Il observe, et l’on appréciera la profondeur de l’analyse qui ne s’arrête pas aux apparences du droit, que « malgré le Concordat de Messidor, c’est une Séparation qui l’emporte en France ». Car, depuis 1789, « l’État ne reconnaît plus la vérité, la divinité de l’Église catholique ». Il n’y a donc plus d’ « union dogmatique... Le Concordat est une union de police générale, administrative et financière, d’intérêt très secondaire ». Il « n’empêche pas qu’il y ait séparation dogmatique, séparation légale et politique » (159). Et c’est par la liberté qu’il faut refaire une « union Dogmatique ».
Doctrine libérale que Maret n’est pas seul, dans l’Église de France, a défendre.
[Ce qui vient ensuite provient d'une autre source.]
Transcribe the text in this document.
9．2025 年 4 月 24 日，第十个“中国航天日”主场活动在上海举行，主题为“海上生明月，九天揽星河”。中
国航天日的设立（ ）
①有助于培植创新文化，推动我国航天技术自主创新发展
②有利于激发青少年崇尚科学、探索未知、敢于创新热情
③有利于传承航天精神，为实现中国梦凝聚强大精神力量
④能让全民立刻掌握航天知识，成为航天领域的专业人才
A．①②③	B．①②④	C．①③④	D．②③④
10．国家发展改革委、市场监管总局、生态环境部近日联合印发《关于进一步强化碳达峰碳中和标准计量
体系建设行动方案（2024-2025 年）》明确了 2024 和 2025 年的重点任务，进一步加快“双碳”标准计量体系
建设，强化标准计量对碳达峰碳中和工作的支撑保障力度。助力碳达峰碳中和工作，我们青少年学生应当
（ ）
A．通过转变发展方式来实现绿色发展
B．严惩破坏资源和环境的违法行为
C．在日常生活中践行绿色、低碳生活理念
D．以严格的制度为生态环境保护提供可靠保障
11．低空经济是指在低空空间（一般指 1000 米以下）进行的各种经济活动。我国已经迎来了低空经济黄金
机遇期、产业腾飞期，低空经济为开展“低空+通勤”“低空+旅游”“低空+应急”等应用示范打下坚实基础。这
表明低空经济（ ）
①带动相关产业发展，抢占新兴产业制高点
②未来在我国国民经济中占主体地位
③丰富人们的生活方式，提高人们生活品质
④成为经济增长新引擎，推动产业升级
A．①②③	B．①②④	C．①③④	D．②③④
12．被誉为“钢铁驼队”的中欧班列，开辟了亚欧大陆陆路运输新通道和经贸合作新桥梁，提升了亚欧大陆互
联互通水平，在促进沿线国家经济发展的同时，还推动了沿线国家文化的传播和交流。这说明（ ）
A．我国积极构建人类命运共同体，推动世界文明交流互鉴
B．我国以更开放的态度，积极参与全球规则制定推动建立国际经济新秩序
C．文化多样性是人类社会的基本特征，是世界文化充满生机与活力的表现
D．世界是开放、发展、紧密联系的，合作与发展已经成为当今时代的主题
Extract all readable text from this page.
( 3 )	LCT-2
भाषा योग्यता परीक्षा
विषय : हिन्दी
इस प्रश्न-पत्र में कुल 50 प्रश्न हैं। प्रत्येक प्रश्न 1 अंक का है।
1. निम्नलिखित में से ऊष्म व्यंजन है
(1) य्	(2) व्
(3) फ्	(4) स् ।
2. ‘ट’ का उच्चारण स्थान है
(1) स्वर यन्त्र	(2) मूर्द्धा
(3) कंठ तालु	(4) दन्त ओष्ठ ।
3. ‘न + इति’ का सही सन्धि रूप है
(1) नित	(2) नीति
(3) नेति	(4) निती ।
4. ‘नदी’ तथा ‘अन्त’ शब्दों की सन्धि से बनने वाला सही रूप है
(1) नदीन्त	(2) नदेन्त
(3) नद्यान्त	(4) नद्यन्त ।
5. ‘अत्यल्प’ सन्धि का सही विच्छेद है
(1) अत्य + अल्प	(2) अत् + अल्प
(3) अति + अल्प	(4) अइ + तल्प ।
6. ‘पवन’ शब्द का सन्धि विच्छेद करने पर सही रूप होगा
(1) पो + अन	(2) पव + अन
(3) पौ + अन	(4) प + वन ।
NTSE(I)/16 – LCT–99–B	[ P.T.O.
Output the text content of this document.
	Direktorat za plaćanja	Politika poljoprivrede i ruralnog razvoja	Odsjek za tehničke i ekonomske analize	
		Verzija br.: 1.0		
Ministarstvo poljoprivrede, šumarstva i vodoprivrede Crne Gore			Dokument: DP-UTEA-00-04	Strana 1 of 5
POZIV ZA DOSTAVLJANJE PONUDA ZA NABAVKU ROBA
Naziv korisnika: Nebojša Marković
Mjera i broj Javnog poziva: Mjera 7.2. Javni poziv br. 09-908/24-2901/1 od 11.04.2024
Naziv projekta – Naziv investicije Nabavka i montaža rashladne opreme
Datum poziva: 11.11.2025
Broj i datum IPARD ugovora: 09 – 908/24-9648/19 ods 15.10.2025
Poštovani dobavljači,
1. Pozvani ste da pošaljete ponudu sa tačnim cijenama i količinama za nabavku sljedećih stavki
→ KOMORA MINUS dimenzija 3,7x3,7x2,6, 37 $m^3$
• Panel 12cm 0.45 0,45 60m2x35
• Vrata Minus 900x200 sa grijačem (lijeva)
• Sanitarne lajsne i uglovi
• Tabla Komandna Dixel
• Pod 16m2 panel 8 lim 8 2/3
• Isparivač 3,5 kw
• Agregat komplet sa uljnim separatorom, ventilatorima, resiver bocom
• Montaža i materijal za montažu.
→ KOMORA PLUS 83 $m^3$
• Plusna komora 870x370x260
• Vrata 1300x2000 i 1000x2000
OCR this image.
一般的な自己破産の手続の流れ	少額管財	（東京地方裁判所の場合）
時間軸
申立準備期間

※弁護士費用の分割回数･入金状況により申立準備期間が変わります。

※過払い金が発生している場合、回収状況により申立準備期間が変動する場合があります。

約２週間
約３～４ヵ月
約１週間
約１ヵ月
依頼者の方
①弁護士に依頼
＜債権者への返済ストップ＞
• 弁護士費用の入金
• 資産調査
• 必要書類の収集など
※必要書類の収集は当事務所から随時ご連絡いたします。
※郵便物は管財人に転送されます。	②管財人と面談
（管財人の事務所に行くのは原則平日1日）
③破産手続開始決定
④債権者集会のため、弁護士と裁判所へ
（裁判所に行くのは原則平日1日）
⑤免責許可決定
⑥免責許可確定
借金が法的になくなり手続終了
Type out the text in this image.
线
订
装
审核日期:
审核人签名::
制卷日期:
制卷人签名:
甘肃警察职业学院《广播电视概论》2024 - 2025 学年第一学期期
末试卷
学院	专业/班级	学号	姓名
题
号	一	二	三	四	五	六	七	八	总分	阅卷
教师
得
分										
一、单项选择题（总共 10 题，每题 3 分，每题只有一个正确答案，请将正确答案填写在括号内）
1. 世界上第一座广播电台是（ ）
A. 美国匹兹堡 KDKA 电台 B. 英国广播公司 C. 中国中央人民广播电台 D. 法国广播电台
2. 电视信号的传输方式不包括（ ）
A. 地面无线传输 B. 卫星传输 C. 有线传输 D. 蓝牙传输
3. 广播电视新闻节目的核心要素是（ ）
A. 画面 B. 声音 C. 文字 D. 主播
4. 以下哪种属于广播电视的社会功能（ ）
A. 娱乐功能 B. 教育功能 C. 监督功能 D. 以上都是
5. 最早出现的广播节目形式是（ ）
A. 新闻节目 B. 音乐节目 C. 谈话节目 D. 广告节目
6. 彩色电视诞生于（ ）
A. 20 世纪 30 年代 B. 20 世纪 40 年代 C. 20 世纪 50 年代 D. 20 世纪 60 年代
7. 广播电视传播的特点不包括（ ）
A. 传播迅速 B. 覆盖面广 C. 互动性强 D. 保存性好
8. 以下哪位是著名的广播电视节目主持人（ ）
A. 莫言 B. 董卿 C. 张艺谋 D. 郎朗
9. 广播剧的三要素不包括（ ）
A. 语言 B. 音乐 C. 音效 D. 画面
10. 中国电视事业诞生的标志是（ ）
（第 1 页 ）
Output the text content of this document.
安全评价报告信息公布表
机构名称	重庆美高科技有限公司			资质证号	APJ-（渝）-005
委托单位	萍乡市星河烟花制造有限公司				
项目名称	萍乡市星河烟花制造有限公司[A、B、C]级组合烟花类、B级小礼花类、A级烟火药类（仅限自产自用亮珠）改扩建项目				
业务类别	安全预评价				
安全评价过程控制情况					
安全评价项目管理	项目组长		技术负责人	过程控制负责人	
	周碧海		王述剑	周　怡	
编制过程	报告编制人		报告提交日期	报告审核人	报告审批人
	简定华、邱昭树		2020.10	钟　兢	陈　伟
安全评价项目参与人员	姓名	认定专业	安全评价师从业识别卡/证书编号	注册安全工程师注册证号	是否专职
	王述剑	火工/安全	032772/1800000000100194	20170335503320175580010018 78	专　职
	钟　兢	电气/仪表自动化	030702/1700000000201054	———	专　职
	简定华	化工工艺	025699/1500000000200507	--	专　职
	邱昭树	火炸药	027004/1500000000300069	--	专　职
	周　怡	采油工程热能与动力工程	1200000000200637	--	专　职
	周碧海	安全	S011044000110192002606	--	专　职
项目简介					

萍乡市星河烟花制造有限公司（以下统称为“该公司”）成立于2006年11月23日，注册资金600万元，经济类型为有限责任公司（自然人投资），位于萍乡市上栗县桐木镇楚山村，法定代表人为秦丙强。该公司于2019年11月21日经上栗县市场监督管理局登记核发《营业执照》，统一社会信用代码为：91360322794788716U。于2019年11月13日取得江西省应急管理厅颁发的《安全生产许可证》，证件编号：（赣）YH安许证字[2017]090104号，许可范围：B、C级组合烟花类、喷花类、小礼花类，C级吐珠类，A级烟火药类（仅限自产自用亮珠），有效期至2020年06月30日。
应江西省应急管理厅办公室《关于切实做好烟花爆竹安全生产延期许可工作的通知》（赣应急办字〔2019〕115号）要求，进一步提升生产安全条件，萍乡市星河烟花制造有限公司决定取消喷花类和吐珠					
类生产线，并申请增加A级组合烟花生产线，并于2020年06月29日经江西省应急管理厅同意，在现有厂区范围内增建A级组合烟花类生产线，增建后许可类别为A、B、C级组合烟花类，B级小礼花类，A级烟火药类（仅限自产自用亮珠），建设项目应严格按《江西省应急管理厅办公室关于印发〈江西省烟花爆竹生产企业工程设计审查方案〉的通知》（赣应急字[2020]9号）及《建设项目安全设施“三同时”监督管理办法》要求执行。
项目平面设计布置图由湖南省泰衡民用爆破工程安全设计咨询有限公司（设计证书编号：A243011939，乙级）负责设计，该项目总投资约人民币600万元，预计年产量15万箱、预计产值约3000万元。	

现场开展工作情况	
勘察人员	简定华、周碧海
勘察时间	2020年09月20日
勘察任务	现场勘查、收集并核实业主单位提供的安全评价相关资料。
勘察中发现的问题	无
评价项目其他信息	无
Mais qui compte plus d’adversaires que d’adeptes et que Rome, un instant tentée, n’est pas prête a cautionner. Maret se heurte ici, sans les nommer, aux catholiques ralliés au « parti de l’ordre ». Il doit démontrer que la liberté de pensée ne se confond pas avec l’athéisme, ni même avec l’indifférence et qu’elle fonde au contraire « l’incompétence de l’État en matière religieuse ». Toute une leçon (la sixième) rappelle les divisions qui opposent les catholiques sur ce point, tandis qu’une autre (la septième) témoigne de la sensibilité de Maret aux « incalculables souffrances qui pèsent... sur la classe la plus pauvre et la plus nombreuse ». Maret y affirme que « l’Union dans et par la liberté » servira au rapprochement entre les « classes élevées » et les masses populaires et contribuera ainsi a secourir les plus malheureux.
L’épreuve des faits permet de mesurer combien les espoirs de Maret étaient excessifs, combien aussi sa confiance sans limite en la liberté était imprudente. On n’en demeure pas moins frappé par la finesse des analyses, la juste appréciation desdonnées de l’Histoire. Et l’on doit remercier Cl. Bressolette d’avoir apporté ses soins à faire connaitre le témoignage d’un homme généreux et enthousiaste.